Voglio ricordare anche un altro meccanismo – potenzialmente complementare, anche se meno importante e più ambiguo del primo – per effetto del quale la crescita può sviluppare una riduzione delle disuguaglianze, o quantomeno un rinnovamento più rapido delle élite. Quando la crescita è nulla, o molto debole, le diverse funzioni economiche e sociali, nonché i vari tipi di attività professionali, si riproducono in modo quasi identico da una generazione all’altra. Una crescita continua, anche solo dello 0,5%, dell’1% o dell’1,5% annuo, significa invece che a ogni nuova generazione si creano, in permanenza, nuove funzioni socioeconomiche, che si rendono necessarie nuove competenze. È sufficiente che interessi e capacità umane si trasmettano anche solo in parte da una generazione all’altra – o quantomeno in modo meno automatico e meccanico rispetto alla trasmissione ereditaria del capitale terriero, immobiliare o finanziario – perché la crescita possa favorire l’ascesa sociale di persone i cui genitori non hanno mai fatto parte dell’élite. Questo possibile aumento della mobilità sociale non implica necessariamente una diminuzione delle disuguaglianze di reddito, però limita in linea di principio la riproduzione e la moltiplicazione nel tempo delle disuguaglianze patrimoniali, dunque in certa misura l’ampiezza a lungo termine delle disuguaglianze di reddito.

Dobbiamo comunque diffidare dell’idea – quasi un luogo comune – secondo cui la crescita moderna agirebbe da infallibile rivelatore di talenti e di attitudini individuali. È un argomento che ha una parte di verità, ma che dall’inizio del XIX secolo viene fin troppo utilizzato per giustificare qualsiasi tipo di disuguaglianza, quale ne sia l’ampiezza e l’origine, e per attribuire le più eccelse virtù ai dominatori del nuovo sistema industriale.
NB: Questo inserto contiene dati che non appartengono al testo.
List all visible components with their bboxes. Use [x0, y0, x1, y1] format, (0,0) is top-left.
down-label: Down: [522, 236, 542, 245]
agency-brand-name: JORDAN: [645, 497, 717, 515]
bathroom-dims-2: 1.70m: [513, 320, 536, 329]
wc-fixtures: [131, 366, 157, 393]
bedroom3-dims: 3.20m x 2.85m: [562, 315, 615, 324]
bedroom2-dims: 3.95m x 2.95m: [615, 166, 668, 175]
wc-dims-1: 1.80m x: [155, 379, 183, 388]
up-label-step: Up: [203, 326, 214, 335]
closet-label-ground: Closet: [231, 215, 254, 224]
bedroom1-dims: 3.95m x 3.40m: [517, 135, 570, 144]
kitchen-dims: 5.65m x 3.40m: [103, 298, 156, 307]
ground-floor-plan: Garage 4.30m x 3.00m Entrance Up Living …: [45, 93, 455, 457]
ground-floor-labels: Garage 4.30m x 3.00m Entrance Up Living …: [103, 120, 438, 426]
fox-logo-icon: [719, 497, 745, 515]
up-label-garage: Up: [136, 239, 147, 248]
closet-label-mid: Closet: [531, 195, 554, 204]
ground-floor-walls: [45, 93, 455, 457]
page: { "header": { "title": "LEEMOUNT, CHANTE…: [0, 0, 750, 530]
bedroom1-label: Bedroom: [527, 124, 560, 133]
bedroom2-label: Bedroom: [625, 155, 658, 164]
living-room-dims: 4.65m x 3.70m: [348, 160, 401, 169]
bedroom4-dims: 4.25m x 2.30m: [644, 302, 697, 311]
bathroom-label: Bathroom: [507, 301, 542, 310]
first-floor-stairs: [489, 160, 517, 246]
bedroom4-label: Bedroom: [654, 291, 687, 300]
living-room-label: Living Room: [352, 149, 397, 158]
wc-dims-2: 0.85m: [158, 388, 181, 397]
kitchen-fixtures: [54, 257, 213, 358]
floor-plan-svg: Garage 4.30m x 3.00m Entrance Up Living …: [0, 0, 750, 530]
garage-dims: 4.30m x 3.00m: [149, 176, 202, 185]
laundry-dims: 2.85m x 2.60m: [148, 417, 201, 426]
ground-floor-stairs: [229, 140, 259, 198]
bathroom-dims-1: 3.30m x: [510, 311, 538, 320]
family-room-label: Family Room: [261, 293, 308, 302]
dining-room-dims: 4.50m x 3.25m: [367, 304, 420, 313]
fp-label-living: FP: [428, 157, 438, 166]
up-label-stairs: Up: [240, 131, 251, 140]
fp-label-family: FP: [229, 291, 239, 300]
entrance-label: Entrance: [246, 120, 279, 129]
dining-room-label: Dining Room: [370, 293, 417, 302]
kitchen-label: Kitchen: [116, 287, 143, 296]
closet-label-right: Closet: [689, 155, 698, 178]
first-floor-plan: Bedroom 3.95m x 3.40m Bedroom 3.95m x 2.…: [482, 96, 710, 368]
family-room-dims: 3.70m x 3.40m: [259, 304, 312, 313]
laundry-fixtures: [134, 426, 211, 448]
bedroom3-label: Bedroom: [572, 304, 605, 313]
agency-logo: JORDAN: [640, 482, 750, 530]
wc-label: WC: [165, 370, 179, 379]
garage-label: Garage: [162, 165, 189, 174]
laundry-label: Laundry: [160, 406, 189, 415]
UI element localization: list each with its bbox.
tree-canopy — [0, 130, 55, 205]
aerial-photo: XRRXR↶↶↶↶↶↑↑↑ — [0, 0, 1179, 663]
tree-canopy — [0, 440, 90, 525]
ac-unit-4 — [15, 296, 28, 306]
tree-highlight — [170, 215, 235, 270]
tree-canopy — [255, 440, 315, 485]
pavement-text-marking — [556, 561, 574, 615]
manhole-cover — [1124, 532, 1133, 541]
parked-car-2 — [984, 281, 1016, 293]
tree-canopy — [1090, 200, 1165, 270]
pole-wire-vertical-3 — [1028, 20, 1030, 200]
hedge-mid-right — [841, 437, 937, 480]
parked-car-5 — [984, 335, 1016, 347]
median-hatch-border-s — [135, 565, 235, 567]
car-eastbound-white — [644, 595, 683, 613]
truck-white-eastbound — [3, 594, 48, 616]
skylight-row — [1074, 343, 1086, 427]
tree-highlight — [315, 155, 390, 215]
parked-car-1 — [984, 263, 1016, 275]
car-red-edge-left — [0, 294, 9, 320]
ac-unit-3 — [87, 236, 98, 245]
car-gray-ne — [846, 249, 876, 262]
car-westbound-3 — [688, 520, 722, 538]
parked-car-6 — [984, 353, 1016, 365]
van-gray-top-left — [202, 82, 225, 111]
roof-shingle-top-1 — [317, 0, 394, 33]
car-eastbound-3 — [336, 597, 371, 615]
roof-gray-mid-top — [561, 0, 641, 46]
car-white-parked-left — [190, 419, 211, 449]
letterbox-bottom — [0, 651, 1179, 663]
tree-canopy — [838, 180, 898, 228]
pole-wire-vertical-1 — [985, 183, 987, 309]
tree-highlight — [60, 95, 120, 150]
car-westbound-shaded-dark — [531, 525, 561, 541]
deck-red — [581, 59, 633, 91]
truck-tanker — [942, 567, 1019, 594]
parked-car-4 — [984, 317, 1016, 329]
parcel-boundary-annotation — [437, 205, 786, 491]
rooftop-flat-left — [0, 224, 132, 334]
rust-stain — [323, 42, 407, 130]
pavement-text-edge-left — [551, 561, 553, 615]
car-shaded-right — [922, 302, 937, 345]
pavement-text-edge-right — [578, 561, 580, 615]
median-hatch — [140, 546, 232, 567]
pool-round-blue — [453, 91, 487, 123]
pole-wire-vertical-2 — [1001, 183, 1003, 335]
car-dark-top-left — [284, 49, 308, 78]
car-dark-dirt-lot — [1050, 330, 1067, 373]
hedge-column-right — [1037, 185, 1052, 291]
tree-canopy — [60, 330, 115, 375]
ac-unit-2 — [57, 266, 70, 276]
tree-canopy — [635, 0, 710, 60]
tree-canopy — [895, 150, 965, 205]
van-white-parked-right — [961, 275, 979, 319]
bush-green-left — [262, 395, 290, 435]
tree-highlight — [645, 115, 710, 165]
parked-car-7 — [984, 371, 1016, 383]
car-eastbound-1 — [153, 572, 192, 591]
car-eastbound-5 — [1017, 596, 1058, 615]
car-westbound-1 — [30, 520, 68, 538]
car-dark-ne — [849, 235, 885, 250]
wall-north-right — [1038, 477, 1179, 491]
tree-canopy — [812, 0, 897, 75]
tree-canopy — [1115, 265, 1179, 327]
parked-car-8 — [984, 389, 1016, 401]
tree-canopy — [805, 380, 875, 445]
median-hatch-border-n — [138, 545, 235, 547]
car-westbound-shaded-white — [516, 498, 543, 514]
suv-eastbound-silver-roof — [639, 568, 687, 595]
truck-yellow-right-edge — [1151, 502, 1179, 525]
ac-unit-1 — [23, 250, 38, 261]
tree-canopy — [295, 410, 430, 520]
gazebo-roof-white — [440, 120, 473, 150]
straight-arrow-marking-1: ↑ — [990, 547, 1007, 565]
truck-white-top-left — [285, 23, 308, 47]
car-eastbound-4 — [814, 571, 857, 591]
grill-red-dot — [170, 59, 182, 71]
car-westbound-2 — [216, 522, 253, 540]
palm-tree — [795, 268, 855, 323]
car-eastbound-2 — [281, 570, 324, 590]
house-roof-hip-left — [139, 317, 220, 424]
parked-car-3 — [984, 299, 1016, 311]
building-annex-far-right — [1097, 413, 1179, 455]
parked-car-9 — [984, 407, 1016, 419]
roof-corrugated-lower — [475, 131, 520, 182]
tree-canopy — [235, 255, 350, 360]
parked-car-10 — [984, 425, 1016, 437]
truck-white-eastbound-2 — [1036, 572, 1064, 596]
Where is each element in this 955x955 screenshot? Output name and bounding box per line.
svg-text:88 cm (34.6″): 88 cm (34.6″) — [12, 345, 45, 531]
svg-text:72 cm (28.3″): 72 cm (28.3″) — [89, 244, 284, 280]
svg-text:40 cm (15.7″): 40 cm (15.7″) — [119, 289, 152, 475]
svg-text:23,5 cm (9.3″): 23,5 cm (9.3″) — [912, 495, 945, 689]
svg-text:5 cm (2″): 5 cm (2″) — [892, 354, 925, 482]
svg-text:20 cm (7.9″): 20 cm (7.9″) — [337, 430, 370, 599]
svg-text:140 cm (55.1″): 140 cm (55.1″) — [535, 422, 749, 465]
Charles Dunoyer, economista liberale e prefetto del regno durante la Monarchia di luglio, ebbe occasione di scrivere, in un libro del 1845 intitolato De la liberté du travail (nel quale si oppone naturalmente a ogni legislazione sociale vincolante): “L’effetto del sistema industriale è distruggere le disuguaglianze fittizie; ma per far emergere meglio le disuguaglianze naturali.” Per Dunoyer, le disuguaglianze naturali comprendono le differenti capacità fisiche, intellettuali e morali, e si annidano in quella nuova economia della crescita e dell’innovazione che l’economista vede un po’ ovunque attorno a sé, e che gli fa rifiutare qualsiasi intervento dello Stato: “Le eccellenze sono la fonte di quanto vi sia di più grande e di più utile. Riducete tutto all’uguaglianza e ridurrete tutto all’inazione.”8 In questi primi anni del XXI secolo abbiamo sentito a volte circolare un’idea analoga, secondo la quale la nuova economia dell’informazione permetterebbe ai più talentuosi di moltiplicare la loro produttività. Ma è giocoforza constatare che un argomento del genere viene sovente utilizzato per legittimare disuguaglianze anche estreme e per difendere situazioni di privilegio, senza una grande considerazione per i non privilegiati, e nemmeno per i fatti, e senza realmente cercare di verificare se il principio – un principio di comodo – consenta o meno di spiegare i progressi osservati. Torneremo sull’argomento più avanti.